Gastric Sleeve Keeps Weight Specter at Bay
Bariatric Surgery Helps Patients Regain Health, Life
Most people consider Halloween the scary holiday. Creepy critters. Ghoulish ghosts. But for Debbie Stephens, one day of the season stands out even more: Thanksgiving. Mashed potatoes. Pumpkin pies. Those are the real spooks that threaten to greet the young grandmother of two on her most daunting holiday.
In March, Stephens, 56, finally made the leap: She had gastric-sleeve bariatric surgery, after being overweight her entire life. "I'm so happy with how I look and how much better I feel," says Stephens, whose life, stifled by embarrassment or immobility, just opened up. "I'm enjoying the heck out of my grandkids now," says the registered nurse and Kiowa resident.
"This summer, my granddaughter did not want to play in the sprinkler … she didn't really understand what I was talking about. So I showed her." The moment was so special – Grandma laughing and bouncing through the sprinkler, when months before she could barely walk a flight of stairs – that her daughter videotaped it.
Gastric Sleeve Delivers Results
A few months after her gastric-sleeve procedure, Stephens has dropped more than 75 pounds from her 5' 5" frame, and plans on shedding 35 more pounds. At her heaviest point in life, she was 260 with a body-mass index more than 41 (BMI more than 40 is considered morbidly obese). Just the high BMI – along with the fact that she worked failingly for years with her doctor on weight loss, trying
Debbie Stephens before
diets and medications – made her a prime candidate for bariatric surgery.
Bariatric surgeons will perform these surgical weight-loss procedures on people with BMIs of 35 or higher if they have tried exercise and diet and suffer from weight-related diseases, such as diabetes, sleep apnea, hypertension (high blood pressure) and severe arthritis, according to Dr. Frank Chae of Sky Ridge Medical Center. These life-threatening illnesses are called co-morbidities, and Stephens had them all. A dire family history also prodded Stephens through Dr. Chae’s doors at the Sky Ridge Bariatric Surgery Center of Excellence.

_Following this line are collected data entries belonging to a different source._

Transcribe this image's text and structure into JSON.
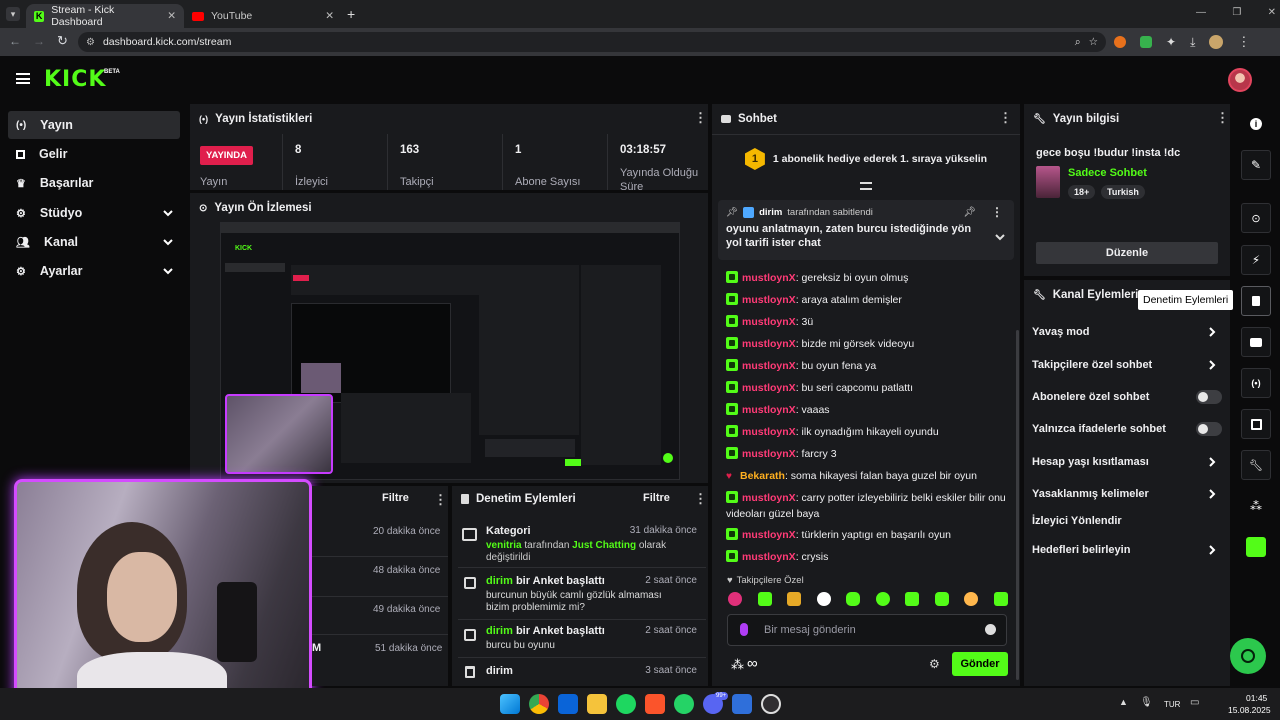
{
  "browser": {
    "tabs": [
      {
        "title": "Stream - Kick Dashboard"
      },
      {
        "title": "YouTube"
      }
    ],
    "url": "dashboard.kick.com/stream"
  },
  "kick": {
    "logo": "KICK",
    "beta": "BETA"
  },
  "sidebar": {
    "items": [
      {
        "label": "Yayın",
        "icon": "broadcast-icon",
        "active": true
      },
      {
        "label": "Gelir",
        "icon": "revenue-icon"
      },
      {
        "label": "Başarılar",
        "icon": "trophy-icon"
      },
      {
        "label": "Stüdyo",
        "icon": "studio-icon",
        "expandable": true
      },
      {
        "label": "Kanal",
        "icon": "users-icon",
        "expandable": true
      },
      {
        "label": "Ayarlar",
        "icon": "settings-icon",
        "expandable": true
      }
    ]
  },
  "stats": {
    "title": "Yayın İstatistikleri",
    "live_badge": "YAYINDA",
    "stream_label": "Yayın",
    "items": [
      {
        "value": "8",
        "label": "İzleyici"
      },
      {
        "value": "163",
        "label": "Takipçi"
      },
      {
        "value": "1",
        "label": "Abone Sayısı"
      },
      {
        "value": "03:18:57",
        "label": "Yayında Olduğu Süre"
      }
    ]
  },
  "preview": {
    "title": "Yayın Ön İzlemesi"
  },
  "activity": {
    "filter": "Filtre",
    "times": [
      "20 dakika önce",
      "48 dakika önce",
      "49 dakika önce",
      "51 dakika önce"
    ],
    "partial": "M"
  },
  "moderation": {
    "title": "Denetim Eylemleri",
    "filter": "Filtre",
    "items": [
      {
        "title": "Kategori",
        "time": "31 dakika önce",
        "by": "venitria",
        "mid": " tarafından ",
        "cat": "Just Chatting",
        "tail": " olarak değiştirildi"
      },
      {
        "user": "dirim",
        "action": " bir Anket başlattı",
        "time": "2 saat önce",
        "desc": "burcunun büyük camlı gözlük almaması bizim problemimiz mi?"
      },
      {
        "user": "dirim",
        "action": " bir Anket başlattı",
        "time": "2 saat önce",
        "desc": "burcu bu oyunu"
      },
      {
        "title": "dirim",
        "time": "3 saat önce"
      }
    ]
  },
  "chat": {
    "title": "Sohbet",
    "gift_banner": "1 abonelik hediye ederek 1. sıraya yükselin",
    "gift_rank": "1",
    "pinned": {
      "user": "dirim",
      "label": " tarafından sabitlendi",
      "text": "oyunu anlatmayın, zaten burcu istediğinde yön yol tarifi ister chat"
    },
    "messages": [
      {
        "user": "mustloynX",
        "text": ": gereksiz bi oyun olmuş"
      },
      {
        "user": "mustloynX",
        "text": ": araya atalım demişler"
      },
      {
        "user": "mustloynX",
        "text": ": 3ü"
      },
      {
        "user": "mustloynX",
        "text": ": bizde mi görsek videoyu"
      },
      {
        "user": "mustloynX",
        "text": ": bu oyun fena ya"
      },
      {
        "user": "mustloynX",
        "text": ": bu seri capcomu patlattı"
      },
      {
        "user": "mustloynX",
        "text": ": vaaas"
      },
      {
        "user": "mustloynX",
        "text": ": ilk oynadığım hikayeli oyundu"
      },
      {
        "user": "mustloynX",
        "text": ": farcry 3"
      },
      {
        "user": "Bekarath",
        "text": ": soma hikayesi falan baya guzel bir oyun"
      },
      {
        "user": "mustloynX",
        "text": ": carry potter izleyebiliriz belki eskiler bilir onu videoları güzel baya"
      },
      {
        "user": "mustloynX",
        "text": ": türklerin yaptıgı en başarılı oyun"
      },
      {
        "user": "mustloynX",
        "text": ": crysis"
      }
    ],
    "followers_only": "Takipçilere Özel",
    "input_placeholder": "Bir mesaj gönderin",
    "send": "Gönder"
  },
  "stream_info": {
    "title": "Yayın bilgisi",
    "stream_title": "gece boşu !budur !insta !dc",
    "category": "Sadece Sohbet",
    "tags": [
      "18+",
      "Turkish"
    ],
    "edit": "Düzenle"
  },
  "channel_actions": {
    "title": "Kanal Eylemleri",
    "tooltip": "Denetim Eylemleri",
    "items": [
      {
        "label": "Yavaş mod",
        "type": "arrow"
      },
      {
        "label": "Takipçilere özel sohbet",
        "type": "arrow"
      },
      {
        "label": "Abonelere özel sohbet",
        "type": "toggle"
      },
      {
        "label": "Yalnızca ifadelerle sohbet",
        "type": "toggle"
      },
      {
        "label": "Hesap yaşı kısıtlaması",
        "type": "arrow"
      },
      {
        "label": "Yasaklanmış kelimeler",
        "type": "arrow"
      },
      {
        "label": "İzleyici Yönlendir",
        "type": "none"
      },
      {
        "label": "Hedefleri belirleyin",
        "type": "arrow"
      }
    ]
  },
  "taskbar": {
    "lang": "TUR",
    "time": "01:45",
    "date": "15.08.2025",
    "badge": "99+"
  },
  "colors": {
    "accent": "#53fc18",
    "live": "#e01f4c",
    "username": "#ff3b77"
  }
}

"My father died at 66. His sister, whom I apparently look just like, dropped dead at 50. So I'm considering everything I have right now as bonus time," Stephens says. "When my older brother died at 59, that was my wake-up call." Losing weight can reverse all of these diseases.

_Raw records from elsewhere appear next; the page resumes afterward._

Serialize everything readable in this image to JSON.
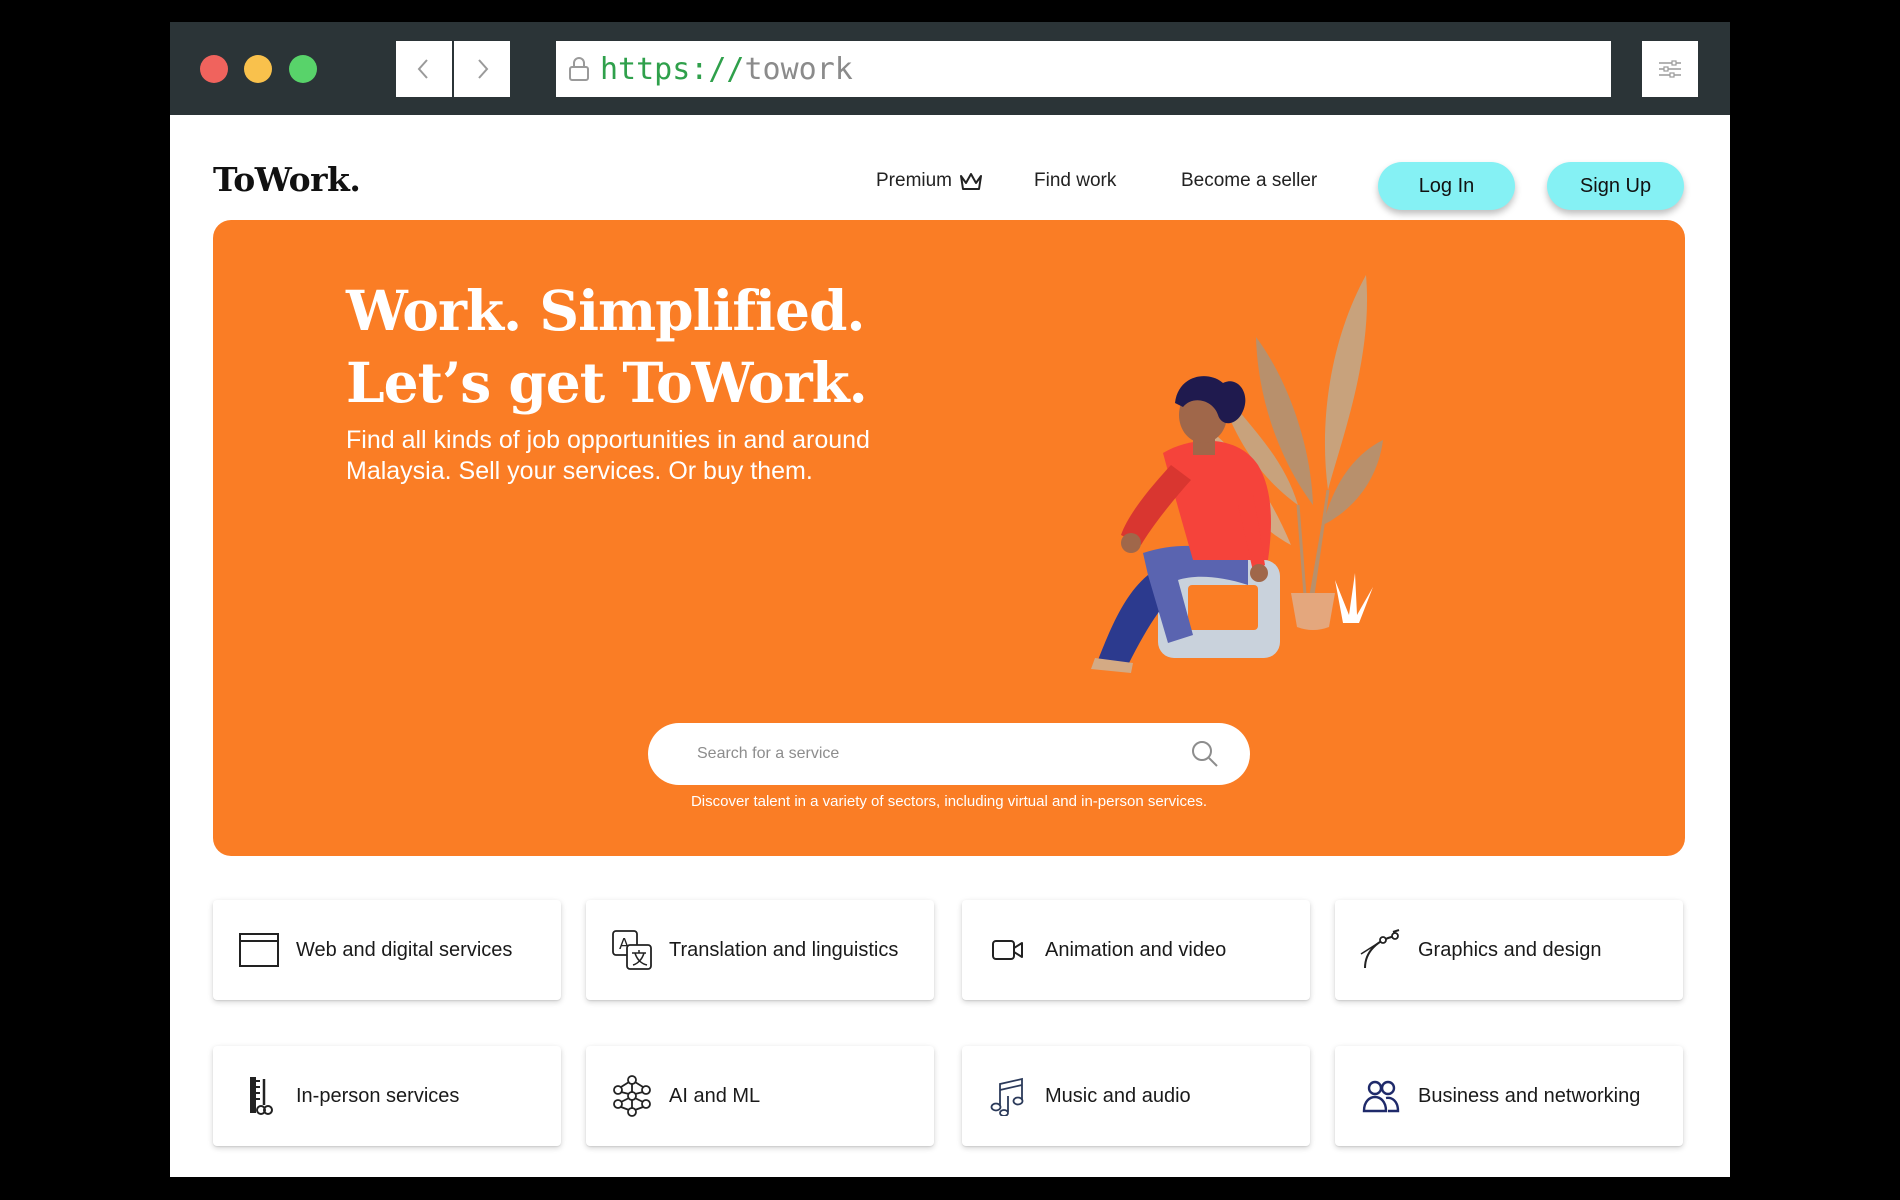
{
  "browser": {
    "url_scheme": "https://",
    "url_host": "towork"
  },
  "header": {
    "logo": "ToWork.",
    "nav": {
      "premium": "Premium",
      "find_work": "Find work",
      "become_seller": "Become a seller"
    },
    "login_label": "Log In",
    "signup_label": "Sign Up"
  },
  "hero": {
    "title_line1": "Work. Simplified.",
    "title_line2": "Let’s get ToWork.",
    "subtitle": "Find all kinds of job opportunities in and around Malaysia. Sell your services. Or buy them.",
    "search_placeholder": "Search for a service",
    "search_hint": "Discover talent in a variety of sectors, including virtual and in-person services."
  },
  "categories": [
    {
      "label": "Web and digital services",
      "icon": "browser-window-icon"
    },
    {
      "label": "Translation and linguistics",
      "icon": "translate-icon"
    },
    {
      "label": "Animation and video",
      "icon": "video-camera-icon"
    },
    {
      "label": "Graphics and design",
      "icon": "pen-tool-icon"
    },
    {
      "label": "In-person services",
      "icon": "comb-scissors-icon"
    },
    {
      "label": "AI and ML",
      "icon": "neural-network-icon"
    },
    {
      "label": "Music and audio",
      "icon": "music-notes-icon"
    },
    {
      "label": "Business and networking",
      "icon": "people-icon"
    }
  ],
  "colors": {
    "hero_bg": "#fa7d25",
    "button_bg": "#85f1f4",
    "titlebar": "#2b3437",
    "url_scheme": "#2fa04b"
  }
}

"It's the only cure for Type 2 diabetes," Dr. Chae says. "Bariatric surgery is about longevity; it's about saving lives." Stephens was taken completely off of her diabetic medication and requires only half the dose of her hypertension drugs. She also cancelled plans for knee-replacement surgery (another benefit she weighed when opting to go forward with bariatric surgery).